Il n'avait même pas été capable de convaincre Charmant de la laisser sous sa surveillance. Si Maurice n'était pas intervenu, ils l'auraient sans doute emmenée dans cet endroit où elle avait été séquestrée pendant vingt-huit longues années.

La nuit porte conseil.
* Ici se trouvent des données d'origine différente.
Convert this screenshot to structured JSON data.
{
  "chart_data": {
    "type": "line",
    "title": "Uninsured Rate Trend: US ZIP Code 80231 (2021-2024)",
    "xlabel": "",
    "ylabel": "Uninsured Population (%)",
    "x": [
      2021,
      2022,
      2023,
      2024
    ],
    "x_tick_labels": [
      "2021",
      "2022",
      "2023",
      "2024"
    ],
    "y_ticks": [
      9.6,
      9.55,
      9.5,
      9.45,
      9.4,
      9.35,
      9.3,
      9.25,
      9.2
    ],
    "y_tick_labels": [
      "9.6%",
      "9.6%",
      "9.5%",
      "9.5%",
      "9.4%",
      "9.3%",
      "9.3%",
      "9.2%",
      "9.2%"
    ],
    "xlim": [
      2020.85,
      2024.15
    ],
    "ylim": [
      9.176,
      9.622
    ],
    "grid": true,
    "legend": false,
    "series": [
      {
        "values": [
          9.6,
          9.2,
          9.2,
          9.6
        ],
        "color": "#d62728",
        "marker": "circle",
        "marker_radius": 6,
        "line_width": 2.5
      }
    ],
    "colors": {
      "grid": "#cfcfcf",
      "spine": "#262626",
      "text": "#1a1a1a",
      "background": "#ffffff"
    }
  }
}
Dans son cas, elle lui avait surtout remis les idées en place.

Belle était une jeune femme magnifique et indépendante et il n'avait plus rien à lui offrir.

Deux coups fermes à la port annoncèrent l'arrivée des pseudo Héros et mirent fin à ses tourments intérieures.

- Belle ! s'exclama son père, à la seconde où elle ouvrir la porte.

Elle se jeta à son cou et il l'engouffra dans une embrassade monumentale.

- Papa, rit-elle, en se dégageant après plusieurs longues secondes.

Emma et Regina se tenaient sur le seuil, histoire de vérifier si les dires de Gold étaient vraies. Ou si c'était une ruse de la part de la Ténébreuse.

- Plus aucune magie, se défendit Belle en levant les bras, comme pour démontrer la chose.

L'ancienne Reine la regarda sceptique et prit le temps de sonder la jeune femme aux yeux couleur saphir, avant de poser son regard perçant sur Rumplestiltskin.

- Donc, une baiser d'amour véritable ? demanda-t-elle avec un ton qui ne laisse planer aucun doute sur ceux qu'elle avait quant à la véracité de la chose.

- Oui, Rumple m'a sauvée de la Malédiction, pointa Belle, un sourire de satisfaction aux lèvres.

- On sait tous que cela peut briser n'importe quelle mauvais sort, ajouta Emma, trop contente de constater que le cahot qu'elle avait semé n'était plus d'actualité.

Regina hocha la tête et fit signe à Belle de se tenir prête pour faire tomber le champ de force qui l'empêchait de mettre un orteil hors de la bâtisse.

En quelques minutes, elle était libre d'aller et venir à sa guise.

Rumple la regarda s'éloigner, en compagnie de son père, en direction de la voiture de David, les clefs de la Cadillac cisaillant la chair de sa paume droite.